Criminals’ stories do not end when they’re put behind bars.

But with the little access South Dakota prisons currently offer to media, the parts of their stories we're able to tell are often forced to end when someone is put under Department of Corrections supervision. While the DOC clearly has a responsibility to keep its facilities secure and keep close track of who is coming and going, it's still a public agency, and it shouldn't be able to be as stringent as it is with media access.

I didn't think a story on first-degree manslaughter sentences in South Dakota, a state that allows longer maximum prison terms for the charge than almost any other state, would be complete without talking to someone who was actually serving one of those sentences.
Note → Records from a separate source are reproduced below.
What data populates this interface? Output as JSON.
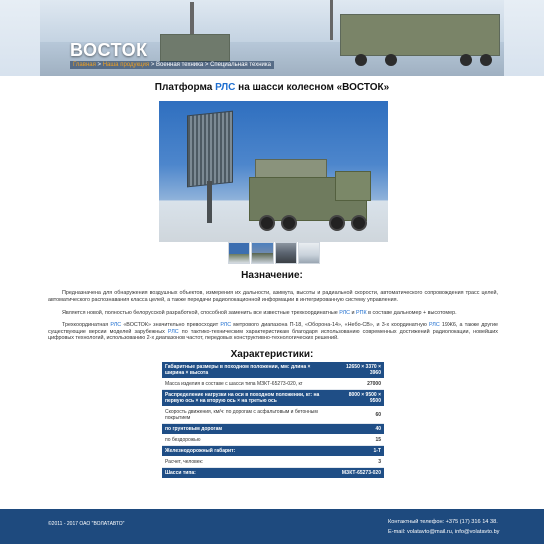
{
  "header": {
    "brand": "ВОСТОК",
    "breadcrumbs": [
      {
        "label": "Главная",
        "active": true
      },
      {
        "label": "Наша продукция",
        "active": true
      },
      {
        "label": "Военная техника",
        "active": false
      },
      {
        "label": "Специальная техника",
        "active": false
      }
    ],
    "separator": ">"
  },
  "page": {
    "title_prefix": "Платформа",
    "title_hl": "РЛС",
    "title_suffix": "на шасси колесном «ВОСТОК»",
    "thumbnails": [
      "radar-front-view",
      "radar-side-view",
      "radar-cab-view",
      "radar-detail-view"
    ]
  },
  "purpose": {
    "heading": "Назначение:",
    "p1": "Предназначена для обнаружения воздушных объектов, измерения их дальности, азимута, высоты и радиальной скорости, автоматического сопровождения трасс целей, автоматического распознавания класса целей, а также передачи радиолокационной информации в интегрированную систему управления.",
    "p2_a": "Является новой, полностью белорусской разработкой, способной заменить все известные трехкоординатные",
    "p2_hl1": "РЛС",
    "p2_b": "и",
    "p2_hl2": "РПК",
    "p2_c": "в составе дальномер + высотомер.",
    "p3_a": "Трехкоординатная",
    "p3_hl1": "РЛС",
    "p3_b": "«ВОСТОК» значительно превосходит",
    "p3_hl2": "РЛС",
    "p3_c": "метрового диапазона П-18, «Оборона-14», «Небо-СВ», и 3-х координатную",
    "p3_hl3": "РЛС",
    "p3_d": "19Ж6, а также другие существующие версии моделей зарубежных",
    "p3_hl4": "РЛС",
    "p3_e": "по тактико-техническим характеристикам благодаря использованию современных достижений радиолокации, новейших цифровых технологий, использованию 2-х диапазонов частот, передовых конструктивно-технологических решений."
  },
  "specs": {
    "heading": "Характеристики:",
    "rows": [
      {
        "label": "Габаритные размеры в походном положении, мм: длина × ширина × высота",
        "value": "12650 × 3370 × 3960",
        "style": "dark"
      },
      {
        "label": "Масса изделия в составе с шасси типа МЗКТ-65273-020, кг",
        "value": "27000",
        "style": "light"
      },
      {
        "label": "Распределение нагрузки на оси в походном положении, кг: на первую ось × на вторую ось × на третью ось",
        "value": "8000 × 9500 × 9500",
        "style": "dark"
      },
      {
        "label": "Скорость движения, км/ч: по дорогам с асфальтовым и бетонным покрытием",
        "value": "60",
        "style": "light"
      },
      {
        "label": "по грунтовым дорогам",
        "value": "40",
        "style": "dark"
      },
      {
        "label": "по бездорожью",
        "value": "15",
        "style": "light"
      },
      {
        "label": "Железнодорожный габарит:",
        "value": "1-Т",
        "style": "dark"
      },
      {
        "label": "Расчет, человек:",
        "value": "3",
        "style": "light"
      },
      {
        "label": "Шасси типа:",
        "value": "МЗКТ-65273-020",
        "style": "dark"
      }
    ]
  },
  "footer": {
    "copyright": "©2011 - 2017 ОАО \"ВОЛАТАВТО\"",
    "phone_label": "Контактный телефон:",
    "phone": "+375 (17) 316 14 38.",
    "email_label": "E-mail:",
    "emails": "volatavto@mail.ru, info@volatavto.by"
  },
  "colors": {
    "accent": "#1f6fd0",
    "table_dark": "#1f4e86",
    "footer": "#1e4a7e",
    "breadcrumb_active": "#f0a020"
  }
}
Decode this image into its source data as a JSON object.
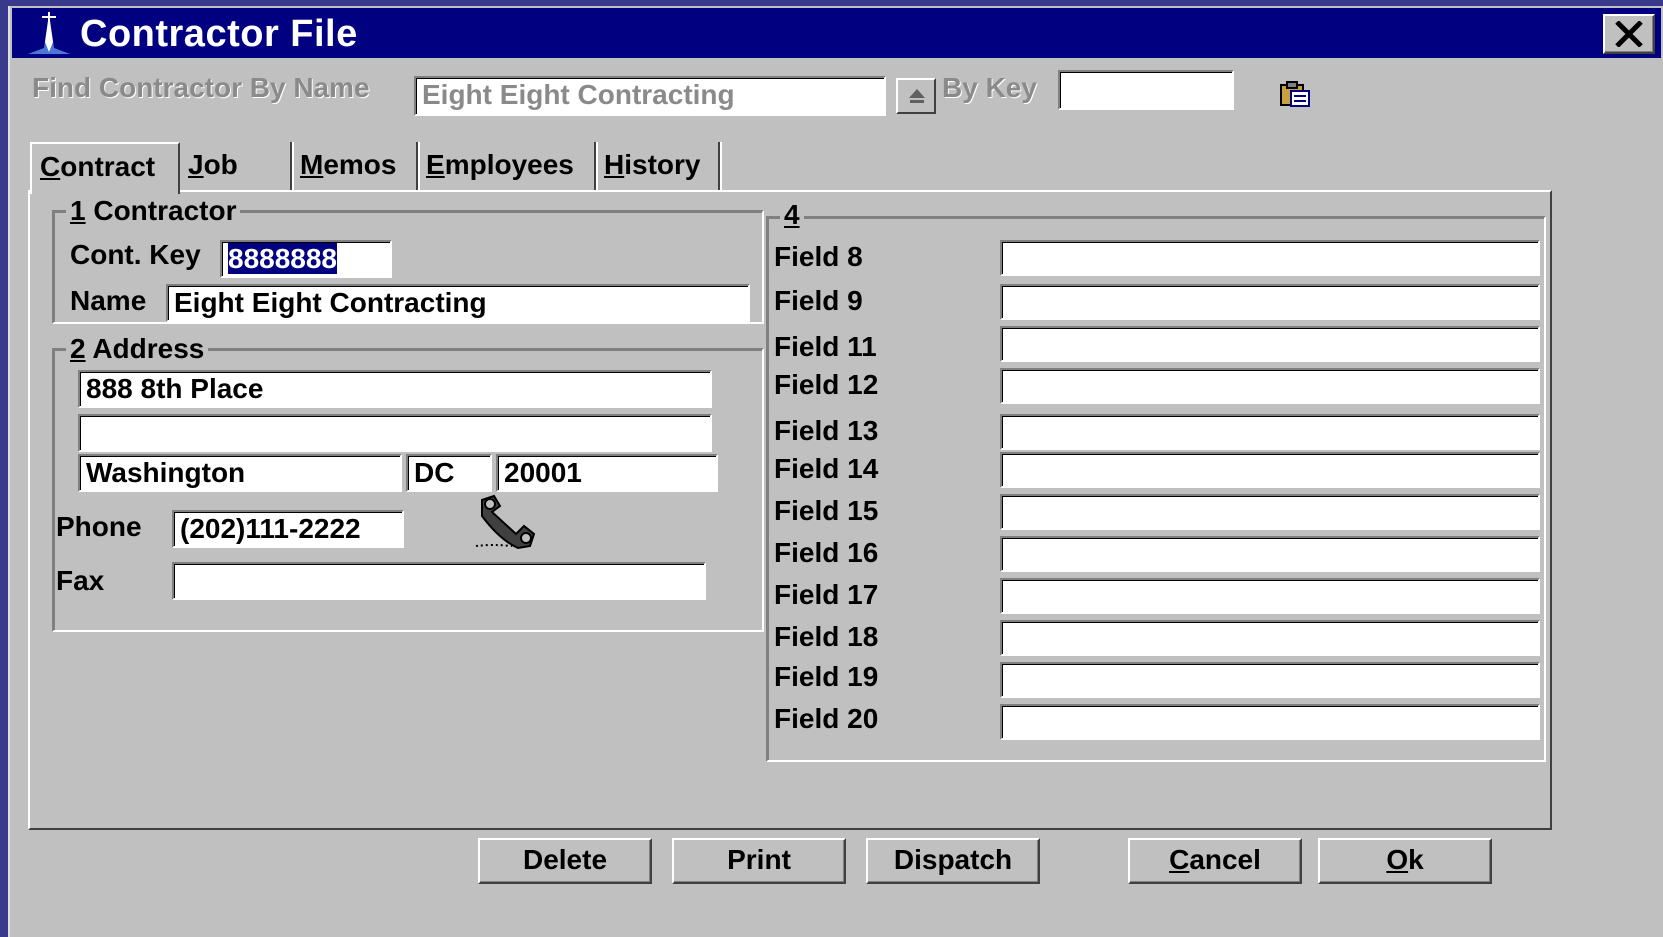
{
  "window": {
    "title": "Contractor File"
  },
  "find": {
    "label": "Find Contractor By Name",
    "name_value": "Eight Eight Contracting",
    "bykey_label": "By Key",
    "bykey_value": ""
  },
  "tabs": [
    {
      "prefix": "",
      "accel": "C",
      "rest": "ontract"
    },
    {
      "prefix": "",
      "accel": "J",
      "rest": "ob"
    },
    {
      "prefix": "",
      "accel": "M",
      "rest": "emos"
    },
    {
      "prefix": "",
      "accel": "E",
      "rest": "mployees"
    },
    {
      "prefix": "",
      "accel": "H",
      "rest": "istory"
    }
  ],
  "contractor": {
    "num": "1",
    "title": " Contractor",
    "key_label": "Cont. Key",
    "key_value": "8888888",
    "name_label": "Name",
    "name_value": "Eight Eight Contracting"
  },
  "address": {
    "num": "2",
    "title": " Address",
    "line1": "888 8th Place",
    "line2": "",
    "city": "Washington",
    "state": "DC",
    "zip": "20001",
    "phone_label": "Phone",
    "phone_value": "(202)111-2222",
    "fax_label": "Fax",
    "fax_value": ""
  },
  "group4": {
    "num": "4",
    "fields": [
      {
        "label": "Field 8",
        "value": ""
      },
      {
        "label": "Field 9",
        "value": ""
      },
      {
        "label": "Field 11",
        "value": ""
      },
      {
        "label": "Field 12",
        "value": ""
      },
      {
        "label": "Field 13",
        "value": ""
      },
      {
        "label": "Field 14",
        "value": ""
      },
      {
        "label": "Field 15",
        "value": ""
      },
      {
        "label": "Field 16",
        "value": ""
      },
      {
        "label": "Field 17",
        "value": ""
      },
      {
        "label": "Field 18",
        "value": ""
      },
      {
        "label": "Field 19",
        "value": ""
      },
      {
        "label": "Field 20",
        "value": ""
      }
    ]
  },
  "buttons": {
    "delete": "Delete",
    "print": "Print",
    "dispatch": "Dispatch",
    "cancel_accel": "C",
    "cancel_rest": "ancel",
    "ok_accel": "O",
    "ok_rest": "k"
  },
  "icons": {
    "app": "star-icon",
    "close": "close-icon",
    "dropdown": "scroll-up-icon",
    "lookup": "clipboard-icon",
    "dialer": "phone-handset-icon"
  },
  "colors": {
    "titlebar": "#000080",
    "face": "#c0c0c0",
    "selection": "#000080"
  }
}
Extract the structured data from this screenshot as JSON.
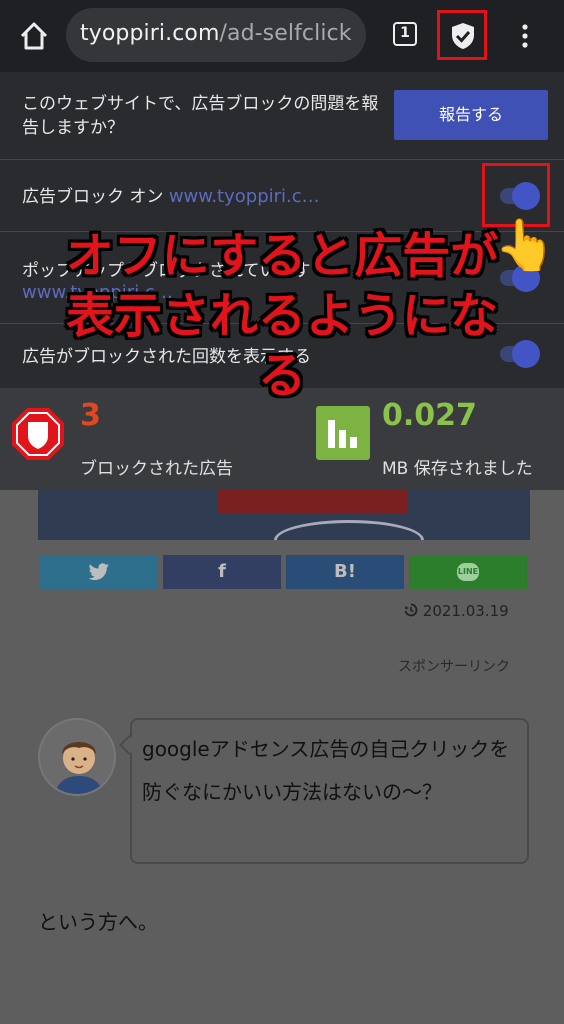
{
  "browser": {
    "url_domain": "tyoppiri.com",
    "url_path": "/ad-selfclick",
    "tab_count": "1",
    "icons": [
      "home-icon",
      "shield-check-icon",
      "more-vert-icon"
    ]
  },
  "panel": {
    "report_question": "このウェブサイトで、広告ブロックの問題を報告しますか？",
    "report_button": "報告する",
    "rows": [
      {
        "label": "広告ブロック オン",
        "site": "www.tyoppiri.c…",
        "enabled": true
      },
      {
        "label": "ポップアップがブロックされています",
        "site": "www.tyoppiri.c…",
        "enabled": true
      },
      {
        "label": "広告がブロックされた回数を表示する",
        "enabled": true
      }
    ]
  },
  "stats": {
    "blocked_count": "3",
    "blocked_label": "ブロックされた広告",
    "saved_value": "0.027",
    "saved_label": "MB 保存されました"
  },
  "article": {
    "share_buttons": [
      "twitter",
      "f",
      "B!",
      "LINE"
    ],
    "date": "2021.03.19",
    "sponsor_label": "スポンサーリンク",
    "speech_bubble": "googleアドセンス広告の自己クリックを防ぐなにかいい方法はないの～？",
    "body_text": "という方へ。"
  },
  "annotation": {
    "caption": "オフにすると広告が表示されるようになる"
  },
  "colors": {
    "accent": "#3f51b5",
    "annotation_red": "#e0131a",
    "blocked_count": "#e34722",
    "saved_value": "#8bc34a"
  }
}
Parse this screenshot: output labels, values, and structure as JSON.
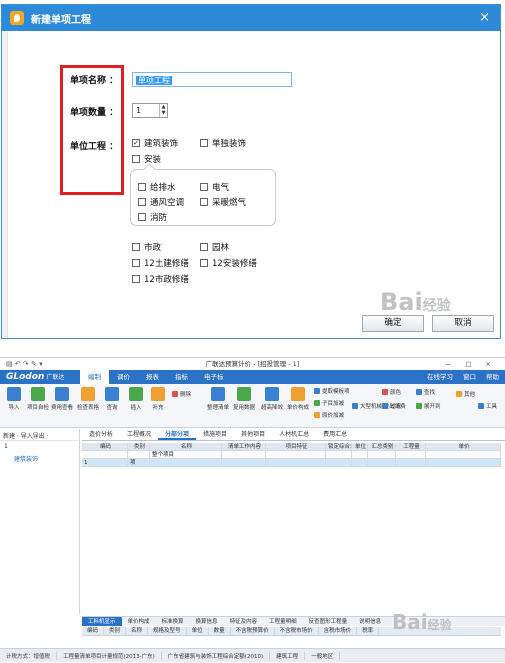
{
  "dialog": {
    "title": "新建单项工程",
    "close_glyph": "×",
    "labels": {
      "name": "单项名称 ：",
      "quantity": "单项数量 ：",
      "unit": "单位工程 ："
    },
    "name_value": "单项工程",
    "quantity_value": "1",
    "spin_up": "▲",
    "spin_down": "▼",
    "checkboxes": {
      "jianzhu": {
        "label": "建筑装饰",
        "checked": true
      },
      "dandu": {
        "label": "单独装饰",
        "checked": false
      },
      "anzhuang": {
        "label": "安装",
        "checked": false
      },
      "geipaishui": {
        "label": "给排水",
        "checked": false
      },
      "dianqi": {
        "label": "电气",
        "checked": false
      },
      "tongfeng": {
        "label": "通风空调",
        "checked": false
      },
      "cainuan": {
        "label": "采暖燃气",
        "checked": false
      },
      "xiaofang": {
        "label": "消防",
        "checked": false
      },
      "shizheng": {
        "label": "市政",
        "checked": false
      },
      "yuanlin": {
        "label": "园林",
        "checked": false
      },
      "tujian12": {
        "label": "12土建修缮",
        "checked": false
      },
      "anzhuang12": {
        "label": "12安装修缮",
        "checked": false
      },
      "shizheng12": {
        "label": "12市政修缮",
        "checked": false
      }
    },
    "check_mark": "✓",
    "buttons": {
      "ok": "确定",
      "cancel": "取消"
    }
  },
  "watermark": {
    "text": "Bai",
    "suffix": "经验"
  },
  "app": {
    "title": "广联达预算计价 - [招投管理 - 1]",
    "quick_access": "▤ ↶ ↷ ✎ ▾",
    "window_controls": "— □ ×",
    "logo": "GLodon",
    "logo_sub": "广联达",
    "ribbon_tabs": [
      "编制",
      "调价",
      "报表",
      "指标",
      "电子标"
    ],
    "active_ribbon_tab": "编制",
    "ribbon_right": [
      "在线学习",
      "窗口",
      "帮助"
    ],
    "ribbon_buttons": [
      "导入",
      "项目自检",
      "费用查看",
      "检查表格",
      "查询",
      "插入",
      "补充",
      "删除",
      "整理清单",
      "复用数据",
      "超高降效",
      "单价构成"
    ],
    "ribbon_small": [
      "提取模板项",
      "子目加减",
      "原价加减",
      "大型机械 进出场费",
      "颜色",
      "过滤",
      "查找",
      "展开到",
      "其他",
      "工具"
    ],
    "ribbon_colors": {
      "blue": "#3a7fd0",
      "orange": "#f0a030",
      "green": "#4aa84a",
      "red": "#d9534f"
    },
    "tree_header": "新建 · 导入导出 ·",
    "tree_root": "1",
    "tree_child": "建筑装饰",
    "doc_tabs": [
      "造价分析",
      "工程概况",
      "分部分项",
      "措施项目",
      "其他项目",
      "人材机汇总",
      "费用汇总"
    ],
    "active_doc_tab": "分部分项",
    "grid_headers": [
      "编码",
      "类别",
      "名称",
      "清单工作内容",
      "项目特征",
      "锁定综合单价",
      "单位",
      "汇总类别",
      "工程量",
      "单价"
    ],
    "grid_rows": [
      [
        "",
        "",
        "整个项目",
        "",
        "",
        "",
        "",
        "",
        "",
        ""
      ],
      [
        "1",
        "项",
        "",
        "",
        "",
        "",
        "",
        "",
        "",
        ""
      ]
    ],
    "bottom_tabs": [
      "工料机显示",
      "单价构成",
      "标准换算",
      "换算信息",
      "特征及内容",
      "工程量明细",
      "反查图形工程量",
      "说明信息"
    ],
    "active_bottom_tab": "工料机显示",
    "bottom_grid_headers": [
      "编码",
      "类别",
      "名称",
      "规格及型号",
      "单位",
      "数量",
      "不含税预算价",
      "不含税市场价",
      "含税市场价",
      "税率"
    ],
    "status": [
      "计税方式：增值税",
      "工程量清单项目计量规范(2013-广东)",
      "广东省建筑与装饰工程综合定额(2010)",
      "建筑工程",
      "一般地区"
    ]
  }
}
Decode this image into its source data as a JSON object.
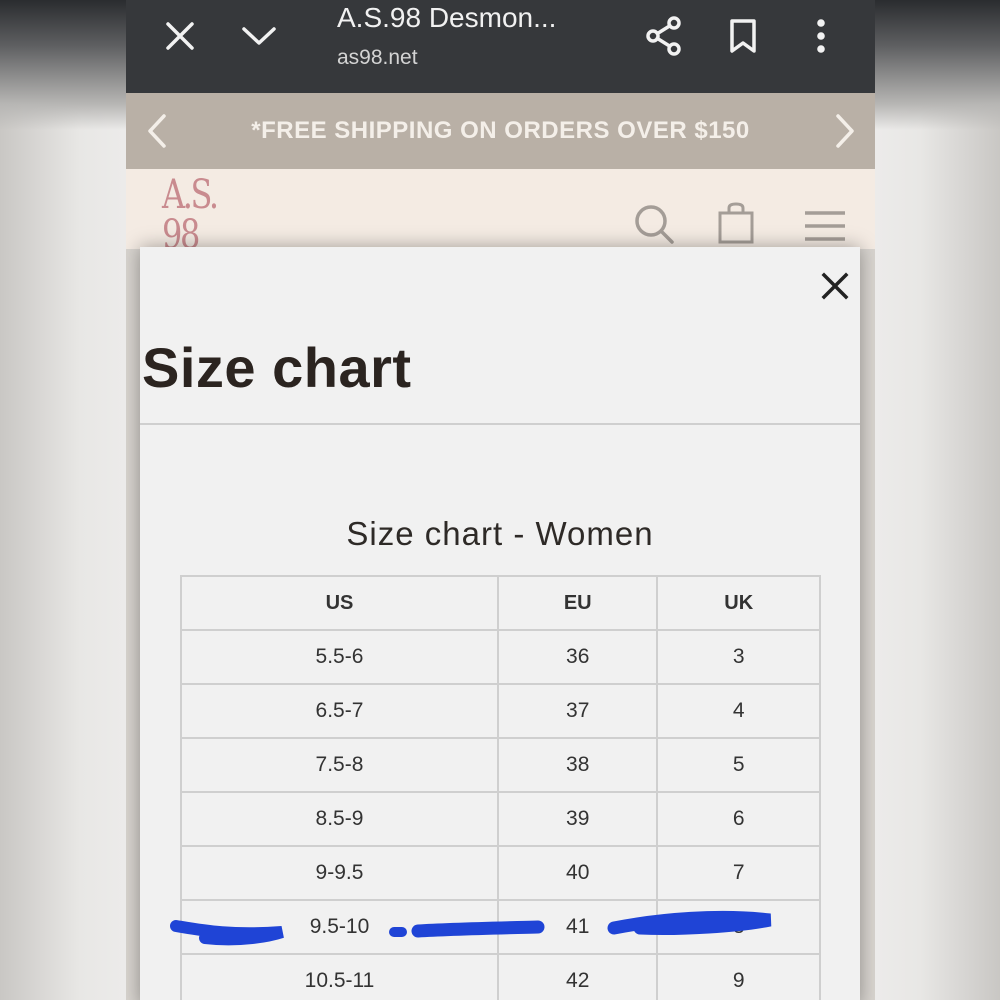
{
  "browser": {
    "title": "A.S.98 Desmon...",
    "url": "as98.net",
    "icons": [
      "close-icon",
      "chevron-down-icon",
      "share-icon",
      "bookmark-icon",
      "more-vert-icon"
    ]
  },
  "announcement": {
    "text": "*FREE SHIPPING ON ORDERS OVER $150"
  },
  "site_header": {
    "logo_line1": "A.S.",
    "logo_line2": "98",
    "icons": [
      "search-icon",
      "shopping-bag-icon",
      "menu-icon"
    ]
  },
  "modal": {
    "title": "Size chart",
    "subtitle": "Size chart - Women",
    "table": {
      "headers": [
        "US",
        "EU",
        "UK"
      ],
      "rows": [
        [
          "5.5-6",
          "36",
          "3"
        ],
        [
          "6.5-7",
          "37",
          "4"
        ],
        [
          "7.5-8",
          "38",
          "5"
        ],
        [
          "8.5-9",
          "39",
          "6"
        ],
        [
          "9-9.5",
          "40",
          "7"
        ],
        [
          "9.5-10",
          "41",
          "8"
        ],
        [
          "10.5-11",
          "42",
          "9"
        ]
      ]
    },
    "highlight_color": "#1f44d6"
  },
  "colors": {
    "chrome_bg": "#36383b",
    "announce_bg": "#b9b0a6",
    "header_bg": "#f4ebe3",
    "logo": "#c98b8f"
  }
}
When I finally got to sit down with Joaquin Ramos in the South Dakota State Penitentiary after about two months of trying to do so, because of the parameters of visitation, I didn’t have a notebook or any kind of recorder with me, as I would for any other interview.

Instead, the only record of our conversation was the voice memo I made on my phone after leaving the prison, listing everything I could remember. I’m sure it includes only a small fraction of what we discussed.

I spoke with Ramos after the prison approved a special visit request, which authorizes visits from people approved by an inmate but not on their regular visitation list. The first time I submitted the request, Ramos mailed it from the prison to his uncle in Florida, who mailed it to me. I then filled it out and mailed it back to the penitentiary. It was rejected.

Admittedly, some of the blame for this was my fault. On the form I filled out, I made the mistake of writing down The Daily Republic’s address, not my home address. My application was rejected because that address didn’t match the address associated with my driver’s license number, which I also had to submit. It was a frustrating setback, but was arguably my error.

Ramos resubmitted my request later on, when a different person was responsible for reviewing visitation requests, and it was approved. But before that, I considered the route of a media visitation request.

I was told over the phone that while I could submit a specific request as a reporter, media requests are typically only granted to those interested in the DOC’s programs, and not those interested in topics such as an inmate’s case.

Part of the reasoning for that, I was told, is that scheduling a one-on-one interview between a reporter and an inmate requires a guard to be present, taking security away from other parts of the prison. If a request is approved by the DOC's central office in Pierre, I still wouldn't be allowed to bring any kind of recorder or a notebook, though I'd be given paper and a pencil to use once inside.

The DOC’s news media policy states that the department “will deal with people and organizations legitimately interested in the DOC, its institutions and agencies in a manner that maintains and enhances integrity and credibility.” Between the conversation I had and that policy, it seemed clear I would only be allowed to visit as a reporter if I were writing a story favorable to the department, as there's apparently only a safety hazard posed when the DOC isn't getting to determine its political spin.

I had to decide whether I wanted to pursue the more likely to be approved route of trying to meet with Ramos during regular visitation hours, or if I wanted to take my chances with a media request in the hopes of being allowed to use writing utensils. I went with the former.

For the most part, the rules the DOC has in place for visitation approval seem reasonable — I’m sure many people are able to visit their incarcerated family members or friends without issue. And once Ramos added me to his phone list, I was able to talk to him when he called me from the prison. But calls from the prison are either paid for by the prisoner with a debit account or collect by the person receiving a call, putting a small monetary obstacle between prisoners and the press.

I've also been able to write letters to prisoners without needing any kind of prior approval, though snail mail is not a particularly efficient or personal way to conduct an interview. And there are rules even with that. Correspondence sent to the prison has to be on plain or lined white paper, written in non-metallic ink or graphite pencil and mailed in a plain white envelope.

I've seen countless documentaries in which camera crews talk to people while they're incarcerated. Their stories are worth sharing, and they're proof that elsewhere in the country, prisons are letting journalists in. With press access to South Dakota's prisons restricted the way it is, there's a good chance any insight a prisoner has here will stay locked up with them.